The Lost City of Z: A Tale of Deadly Obsession in the Amazon

The Lost City of Z: A Tale of Deadly Obsession in the Amazon - David Grann This was a very good read. There are two stories in one in this book. One is the story of Henry Percy Fawcett, a British explorer of the late 19th century/early 20th century. He is in the vein of other great explorers such as Shackleton or Stanley. His explorations took him to the Amazon, where he went to seek the mythical city of Z, the El Dorado conquistadores looked for. In 1925, he vanished without a trace. We move to the author who is on a quest not only to tell Fawcett's story, but to trace the explorer's path and find out his fate. Mind you that such an errand, trying to find Fawcett, has claimed the lives of at least 100 people. If you like adventure tales and reading about explorers in the tradition of fiction works like H. Rider Haggard or Arthur Conan Doyle, whose Professor Challenger may have been inspired by Fawcett, then you will like this book. If you like reading about mysteries, you will probably like this book as well. The author wrote this in a way that it reads like a good adventure novel and biography all rolled up into one. It grips the reader from the beginning, and it does not let go. Even though you know Fawcett's fate from the start, you find yourself wondering if he will be found or not (I am not spoiling it). Fawcett himself was a larger than life explorer, the last of the great explorers before things like anthropology and archeology along with other specializations took shape as we know them today.
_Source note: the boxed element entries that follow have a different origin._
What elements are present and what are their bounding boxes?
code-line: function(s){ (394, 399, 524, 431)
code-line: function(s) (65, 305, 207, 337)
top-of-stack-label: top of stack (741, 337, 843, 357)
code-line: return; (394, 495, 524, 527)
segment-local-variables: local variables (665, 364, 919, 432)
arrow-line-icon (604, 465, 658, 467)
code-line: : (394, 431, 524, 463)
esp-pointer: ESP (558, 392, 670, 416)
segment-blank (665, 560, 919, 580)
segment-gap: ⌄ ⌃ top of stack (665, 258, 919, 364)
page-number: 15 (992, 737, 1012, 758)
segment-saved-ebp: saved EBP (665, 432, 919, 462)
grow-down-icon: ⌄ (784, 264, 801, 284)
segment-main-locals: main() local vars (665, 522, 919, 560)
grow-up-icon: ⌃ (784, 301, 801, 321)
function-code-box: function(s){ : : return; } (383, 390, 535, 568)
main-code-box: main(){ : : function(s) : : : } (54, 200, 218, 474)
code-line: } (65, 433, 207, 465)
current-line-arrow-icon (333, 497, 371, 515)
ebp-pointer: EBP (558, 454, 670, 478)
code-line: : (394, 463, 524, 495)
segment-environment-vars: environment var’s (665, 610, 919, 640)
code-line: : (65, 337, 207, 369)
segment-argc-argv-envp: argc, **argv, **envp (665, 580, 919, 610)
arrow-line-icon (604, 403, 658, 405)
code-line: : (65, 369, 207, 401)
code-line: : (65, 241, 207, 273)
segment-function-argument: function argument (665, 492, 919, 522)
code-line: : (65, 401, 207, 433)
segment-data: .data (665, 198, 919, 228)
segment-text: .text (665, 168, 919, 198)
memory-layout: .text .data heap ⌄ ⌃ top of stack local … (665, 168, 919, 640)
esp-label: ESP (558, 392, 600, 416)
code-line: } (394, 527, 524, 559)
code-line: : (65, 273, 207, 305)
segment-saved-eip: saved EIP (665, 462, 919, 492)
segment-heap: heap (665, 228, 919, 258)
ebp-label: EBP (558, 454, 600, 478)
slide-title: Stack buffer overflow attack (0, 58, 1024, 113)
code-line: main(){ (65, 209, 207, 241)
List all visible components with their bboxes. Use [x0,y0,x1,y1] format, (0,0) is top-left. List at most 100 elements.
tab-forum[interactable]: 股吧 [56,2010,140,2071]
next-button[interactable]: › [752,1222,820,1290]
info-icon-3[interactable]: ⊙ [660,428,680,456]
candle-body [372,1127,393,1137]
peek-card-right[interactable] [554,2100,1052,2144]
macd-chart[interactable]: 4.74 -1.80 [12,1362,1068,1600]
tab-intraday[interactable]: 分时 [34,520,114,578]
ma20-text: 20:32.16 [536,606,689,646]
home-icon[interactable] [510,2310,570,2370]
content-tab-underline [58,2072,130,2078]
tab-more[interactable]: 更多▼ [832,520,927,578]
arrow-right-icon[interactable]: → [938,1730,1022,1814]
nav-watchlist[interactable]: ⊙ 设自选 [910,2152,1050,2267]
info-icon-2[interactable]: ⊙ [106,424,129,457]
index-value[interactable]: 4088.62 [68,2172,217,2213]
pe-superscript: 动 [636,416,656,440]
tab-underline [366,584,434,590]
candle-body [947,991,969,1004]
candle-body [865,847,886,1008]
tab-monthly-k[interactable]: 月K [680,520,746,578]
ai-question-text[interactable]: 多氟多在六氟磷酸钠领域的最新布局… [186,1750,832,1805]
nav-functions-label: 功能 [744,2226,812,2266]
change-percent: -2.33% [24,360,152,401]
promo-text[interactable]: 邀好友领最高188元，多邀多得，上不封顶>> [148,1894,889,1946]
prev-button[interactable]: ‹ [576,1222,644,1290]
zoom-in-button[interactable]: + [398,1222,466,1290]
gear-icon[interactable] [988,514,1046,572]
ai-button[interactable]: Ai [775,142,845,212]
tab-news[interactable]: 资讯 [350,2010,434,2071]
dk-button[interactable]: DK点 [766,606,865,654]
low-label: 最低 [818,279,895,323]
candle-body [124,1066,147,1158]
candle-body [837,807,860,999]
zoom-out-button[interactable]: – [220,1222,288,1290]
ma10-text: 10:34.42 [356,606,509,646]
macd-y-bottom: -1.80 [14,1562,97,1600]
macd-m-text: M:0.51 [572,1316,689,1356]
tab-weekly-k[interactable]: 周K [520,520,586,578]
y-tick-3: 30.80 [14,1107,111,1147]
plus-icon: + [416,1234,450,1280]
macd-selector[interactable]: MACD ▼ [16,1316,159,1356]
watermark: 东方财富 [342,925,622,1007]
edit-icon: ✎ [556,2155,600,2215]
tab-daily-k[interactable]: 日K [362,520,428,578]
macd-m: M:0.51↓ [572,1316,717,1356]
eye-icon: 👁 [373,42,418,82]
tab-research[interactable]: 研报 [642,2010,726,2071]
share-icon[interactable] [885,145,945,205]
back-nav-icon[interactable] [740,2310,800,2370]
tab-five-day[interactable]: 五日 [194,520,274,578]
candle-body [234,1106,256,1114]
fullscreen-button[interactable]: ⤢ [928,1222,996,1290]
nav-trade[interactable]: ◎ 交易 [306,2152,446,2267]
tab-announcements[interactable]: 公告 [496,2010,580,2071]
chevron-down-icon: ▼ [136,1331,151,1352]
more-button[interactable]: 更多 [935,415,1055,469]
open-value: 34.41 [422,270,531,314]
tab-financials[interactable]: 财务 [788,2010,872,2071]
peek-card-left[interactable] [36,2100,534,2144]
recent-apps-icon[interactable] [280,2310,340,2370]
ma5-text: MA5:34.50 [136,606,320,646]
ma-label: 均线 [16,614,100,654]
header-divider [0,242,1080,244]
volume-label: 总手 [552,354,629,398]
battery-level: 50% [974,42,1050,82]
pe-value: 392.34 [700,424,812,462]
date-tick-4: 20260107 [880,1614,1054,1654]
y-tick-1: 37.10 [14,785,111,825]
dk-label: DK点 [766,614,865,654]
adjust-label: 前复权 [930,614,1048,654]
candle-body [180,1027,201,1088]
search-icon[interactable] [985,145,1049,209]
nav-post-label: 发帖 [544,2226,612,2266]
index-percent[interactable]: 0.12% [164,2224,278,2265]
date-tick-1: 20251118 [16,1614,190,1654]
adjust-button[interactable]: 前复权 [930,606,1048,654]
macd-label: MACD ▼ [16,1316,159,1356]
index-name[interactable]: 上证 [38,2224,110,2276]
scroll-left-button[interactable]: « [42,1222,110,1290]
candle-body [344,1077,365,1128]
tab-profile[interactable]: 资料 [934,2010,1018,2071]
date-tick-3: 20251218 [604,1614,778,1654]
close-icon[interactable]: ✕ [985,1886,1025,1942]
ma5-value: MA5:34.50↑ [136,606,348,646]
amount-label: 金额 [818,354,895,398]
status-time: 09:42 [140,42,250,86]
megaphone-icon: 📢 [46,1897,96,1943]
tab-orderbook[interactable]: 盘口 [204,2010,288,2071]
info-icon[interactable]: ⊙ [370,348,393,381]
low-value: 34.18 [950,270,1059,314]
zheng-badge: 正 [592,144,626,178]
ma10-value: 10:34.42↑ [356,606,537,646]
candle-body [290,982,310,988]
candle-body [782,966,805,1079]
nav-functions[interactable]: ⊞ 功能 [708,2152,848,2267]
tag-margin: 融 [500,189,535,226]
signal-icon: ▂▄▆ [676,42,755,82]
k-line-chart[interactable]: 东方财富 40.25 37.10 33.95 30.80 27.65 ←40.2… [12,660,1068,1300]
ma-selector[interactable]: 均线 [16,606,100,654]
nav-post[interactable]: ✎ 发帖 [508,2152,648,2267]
Back then, it was a man, a machete, a compass, and off to the jungle to find whatever it was there, catalog it, and report on it. Thus Fawcett was trained in various skills to accomplish his task. And there are other cast members, his sons, his wife, other rival explorers, who add to the story. Meanwhile, the author embarks on his own adventure to seek out Fawcett's trail and fate. In the process, we not only get a history of a great explorer, but we also learn about some of the history of Amazon territory as well. We learn how modern science has advanced as well when it comes to studying native tribes and the jungle itself. We also get a glimpse of British mores and society during and right after the Victorian era. In other words, this is not only a riveting read, but you learn a few things as well. It is early in the new year of 2011, but I think this may be one of the best books I will have read this year. I definitely recommend it.